Winkler Prins Encyclopedie

E. de Bruyne, G.B.J. Hiltermann en H.R. Hoetink (1947)

Gepubliceerd op 17-10-2024

SOUVEREIN EN SOUVEREINITEIT

betekenis & definitie

zijn begrippen, waarvan de betekenis zich in de loop des tijds gewijzigd heeft. De woorden zijn ontstaan in de Middeleeuwen in Frankrijk.

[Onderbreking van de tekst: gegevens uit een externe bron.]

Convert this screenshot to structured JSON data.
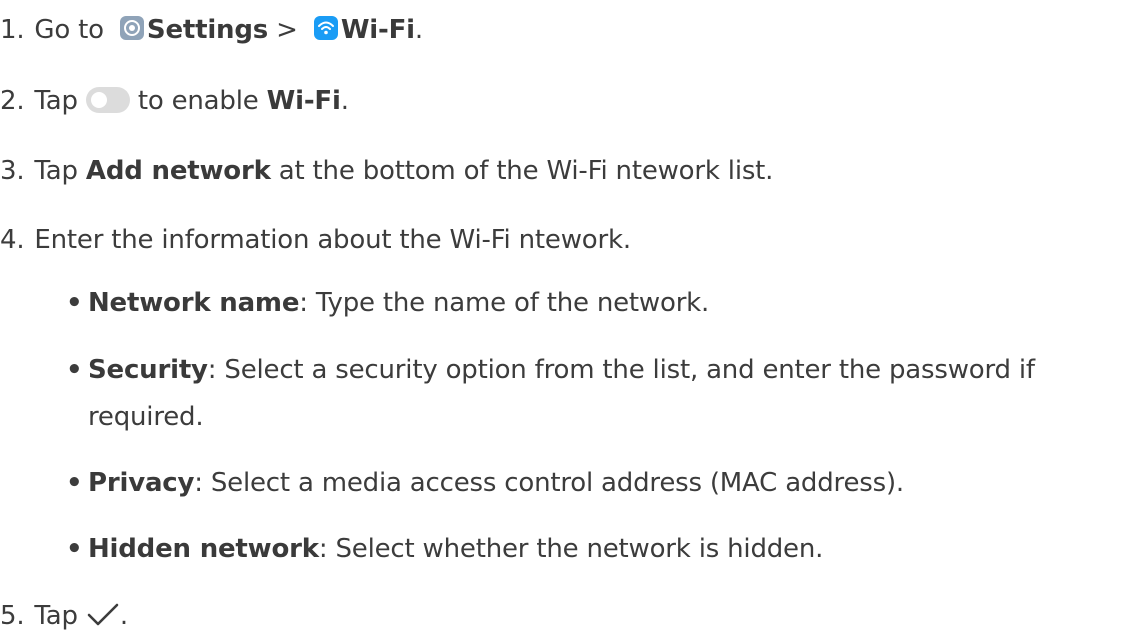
{
  "steps": [
    {
      "num": "1.",
      "pre": "Go to",
      "settings": "Settings",
      "sep": ">",
      "wifi": "Wi-Fi",
      "end": "."
    },
    {
      "num": "2.",
      "pre": "Tap",
      "mid": "to enable",
      "bold": "Wi-Fi",
      "end": "."
    },
    {
      "num": "3.",
      "pre": "Tap",
      "bold": "Add network",
      "rest": "at the bottom of the Wi-Fi ntework list."
    },
    {
      "num": "4.",
      "text": "Enter the information about the Wi-Fi ntework."
    },
    {
      "num": "5.",
      "pre": "Tap",
      "end": "."
    }
  ],
  "bullets": [
    {
      "symbol": "•",
      "term": "Network name",
      "desc": ": Type the name of the network."
    },
    {
      "symbol": "•",
      "term": "Security",
      "desc": ": Select a security option from the list, and enter the password if",
      "cont": "required."
    },
    {
      "symbol": "•",
      "term": "Privacy",
      "desc": ": Select a media access control address (MAC address)."
    },
    {
      "symbol": "•",
      "term": "Hidden network",
      "desc": ": Select whether the network is hidden."
    }
  ],
  "icons": {
    "settings": "settings-gear-icon",
    "wifi": "wifi-icon",
    "toggle": "toggle-switch-icon",
    "confirm": "checkmark-icon"
  },
  "colors": {
    "text": "#3c3c3c",
    "settings_icon": "#8fa3b8",
    "wifi_icon": "#1a9cf5",
    "toggle_off": "#dcdcdc"
  }
}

Souverein heette daar oorspronkelijk niet alleen de koning, maar ook de baron, die in zijn baronie als vazal des konings gezag uitoefende. Souverein was dus een comparatief begrip (van superanus of superior). Later, bij toenemende versterking der koninklijke macht, kreeg het een andere betekenis, werd het een superlatief (supremus). Alleen de koning heette toen nog souverein.Jean Bodin is de eerste geweest, die het nieuwe souvereiniteitsbegrip scherp omschreven heeft als „la puissance absolue et perpétuelle d’une république”. Dit souvereiniteitsbegrip heeft eeuwenlang de staatsrechtswetenschap beheerst. Men heeft er uit afgeleid, dat de souvereiniteit drie eigenschappen moet bezitten: ondeelbaarheid (daar er in oorsprong maar één hoogste gezag kan zijn), oorspronkelijkheid (omdat de hoogste macht niet afgeleid kan zijn van een hogere macht) en onbeperktheid (wijl er geen hoger gezag is, dat haar zou kunnen beperken). Na de Franse Revolutie kende men de souvereiniteit in deze zin, vroeger in handen van de vorst, toe aan het volk. Later weer werd het onder de invloed van de leer der staatssouvereiniteit de als persoon gedachte staat, die de gerechtigde tot de souvereiniteit was. Naar de tegenwoordig overwegende beschouwingen is het gehele overgeleverde begrip der souvereiniteit onbruikbaar.

Absoluutheid is haar niet eigen: het gezag van staat en overheid is in de meeste landen gebonden aan het recht (beginsel van de rechtsstaat). Ondeelbaarheid ontbreekt haar in de federale staten.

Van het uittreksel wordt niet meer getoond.